The PV panels, in this design, are cleverly sandwiched together with microwave emitters, which transmit the power to a receiving station below.
The NASA group estimated a final cost of an industrial-scale system along the lines of the above to be about $90/MWh (see page 9). That's a really low number, comparable to new coal plants:
Some have proposed using disposable, foldable ultralight solar panels; your panel collects energy for ten years, and then you simply roll out another thin layer of PV. The article just cited (see part 8) estimates such a system could offer a "power density" (a standard measure of the mass-to-current ratio of space-based PV) of 1.2kW/kg. Ignoring things like the earthbound receiver ("rectenna"), the cost of the panels, and the LEO-GEO shuttle service (because they will essentially be rounding errors for the total cost) a 1,200GW baseload system (supplying about half the current global electrical demand of 20,000TWh/year, or 40% or so after transmission losses) with a forty-year life expectancy would mass about one million tons and cost about $2.3 trillion dollars to orbit with the Falcon Heavy rocket.
That's a staggering sum of money -- almost exactly what we have spent, so far, on the wars in Iraq and Afghanistan.

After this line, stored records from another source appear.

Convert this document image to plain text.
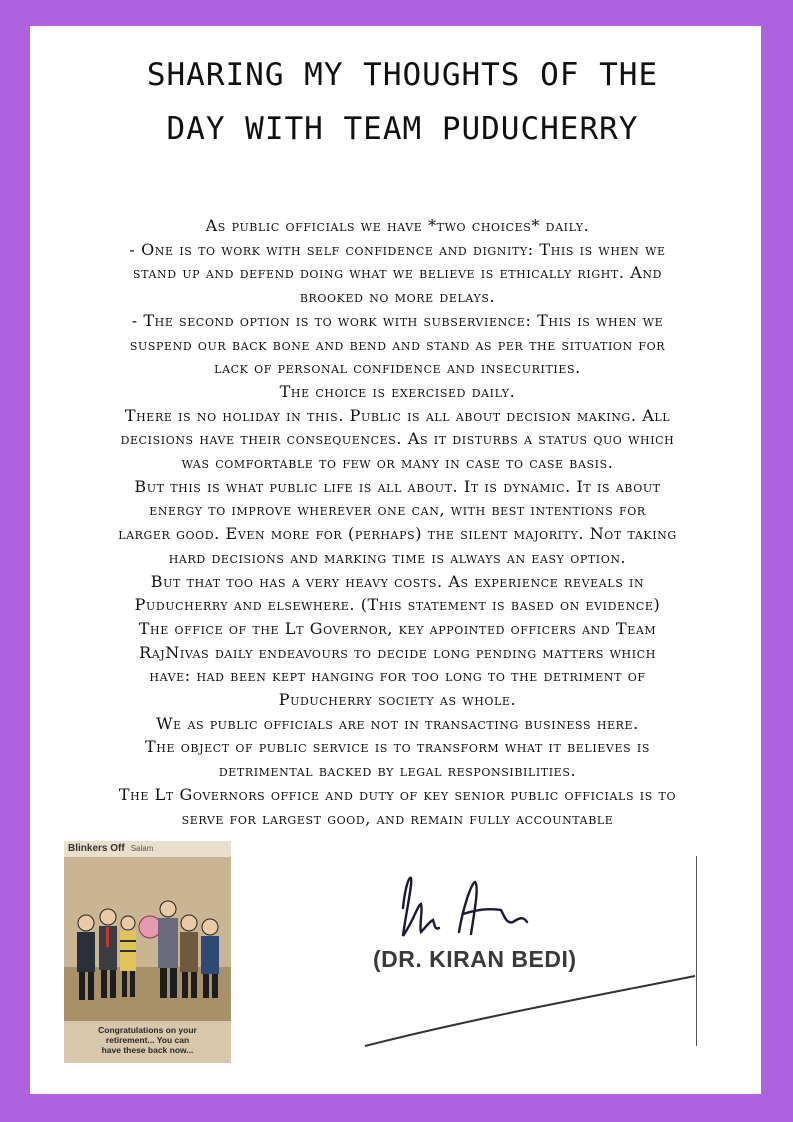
SHARING MY THOUGHTS OF THE
DAY WITH TEAM PUDUCHERRY
As public officials we have *two choices* daily.
- One is to work with self confidence and dignity: This is when we
stand up and defend doing what we believe is ethically right. And
brooked no more delays.
- The second option is to work with subservience: This is when we
suspend our back bone and bend and stand as per the situation for
lack of personal confidence and insecurities.
The choice is exercised daily.
There is no holiday in this. Public is all about decision making. All
decisions have their consequences. As it disturbs a status quo which
was comfortable to few or many in case to case basis.
But this is what public life is all about. It is dynamic. It is about
energy to improve wherever one can, with best intentions for
larger good. Even more for (perhaps) the silent majority. Not taking
hard decisions and marking time is always an easy option.
But that too has a very heavy costs. As experience reveals in
Puducherry and elsewhere. (This statement is based on evidence)
The office of the Lt Governor, key appointed officers and Team
RajNivas daily endeavours to decide long pending matters which
have: had been kept hanging for too long to the detriment of
Puducherry society as whole.
We as public officials are not in transacting business here.
The object of public service is to transform what it believes is
detrimental backed by legal responsibilities.
The Lt Governors office and duty of key senior public officials is to
serve for largest good, and remain fully accountable
Blinkers Off Salam
Congratulations on your
retirement... You can
have these back now...
(DR. KIRAN BEDI)
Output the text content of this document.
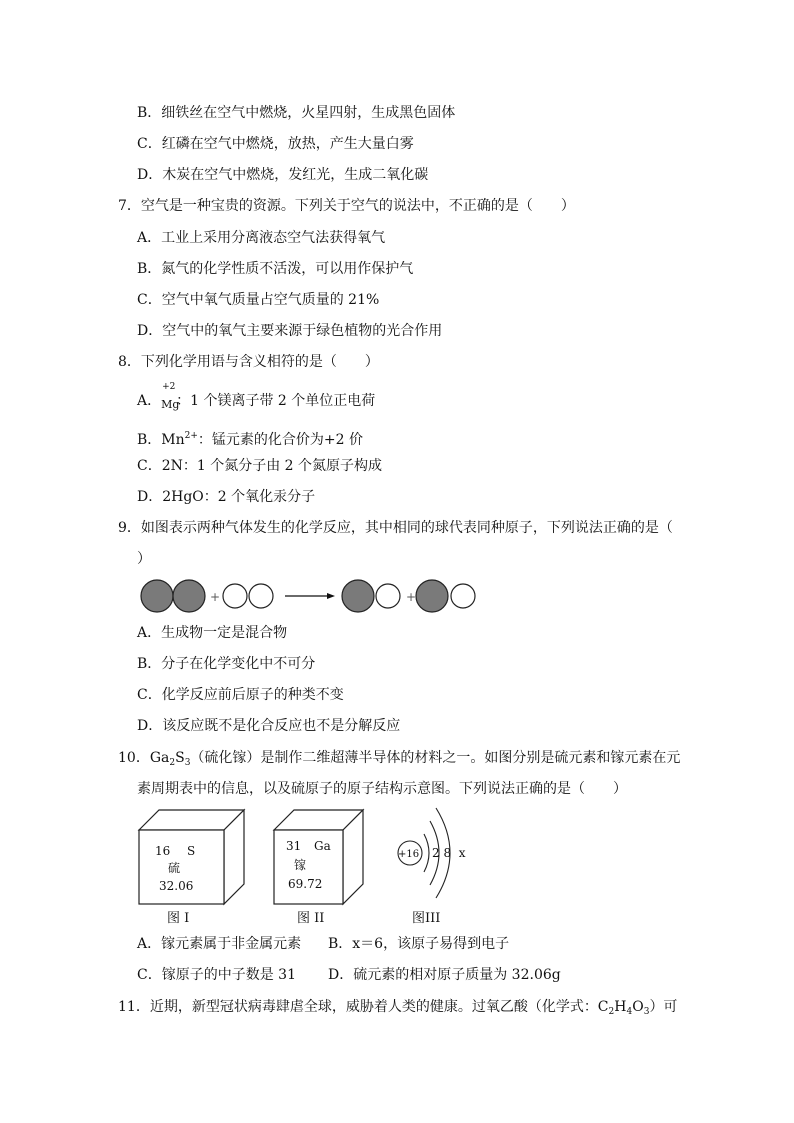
B．细铁丝在空气中燃烧，火星四射，生成黑色固体
C．红磷在空气中燃烧，放热，产生大量白雾
D．木炭在空气中燃烧，发红光，生成二氧化碳
7．空气是一种宝贵的资源。下列关于空气的说法中，不正确的是（　　）
A．工业上采用分离液态空气法获得氧气
B．氮气的化学性质不活泼，可以用作保护气
C．空气中氧气质量占空气质量的 21%
D．空气中的氧气主要来源于绿色植物的光合作用
8．下列化学用语与含义相符的是（　　）
A．
+2
$_{Mg}$：1 个镁离子带 2 个单位正电荷
B．$Mn^{2+}$：锰元素的化合价为+2 价
C．2N：1 个氮分子由 2 个氮原子构成
D．2HgO：2 个氧化汞分子
9．如图表示两种气体发生的化学反应，其中相同的球代表同种原子，下列说法正确的是（
）
+	+
A．生成物一定是混合物
B．分子在化学变化中不可分
C．化学反应前后原子的种类不变
D．该反应既不是化合反应也不是分解反应
10．$Ga_2S_3$（硫化镓）是制作二维超薄半导体的材料之一。如图分别是硫元素和镓元素在元
素周期表中的信息，以及硫原子的原子结构示意图。下列说法正确的是（　　）
16 S
硫
32.06
图 I
31 Ga
镓
69.72
图 II
+16 2 8  x
图III
A．镓元素属于非金属元素 B．x＝6，该原子易得到电子
C．镓原子的中子数是 31 D．硫元素的相对原子质量为 32.06g
11．近期，新型冠状病毒肆虐全球，威胁着人类的健康。过氧乙酸（化学式：$C_2H_4O_3$）可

Despite the remarkably low ROI from that, we are still the richest, most powerful nation in the world, however little it feels that way. It's not about technology. It's about ambition. It's not about how we solve the problem. Contrary to popular opinion, there are many possible solutions. It's about making the decision to solve the problem and concentrating all our efforts on what has to be done.
Update (Oct 2020): The current cost to LEO via a reusable Falcon rocket is approximately $2,000/kg. Starship promises to bring that number down to $270/kg. The latter number would bring launch costs down to $270 billion. That is roughly a tenth of what we have spent on coronavirus relief in the last nine months alone.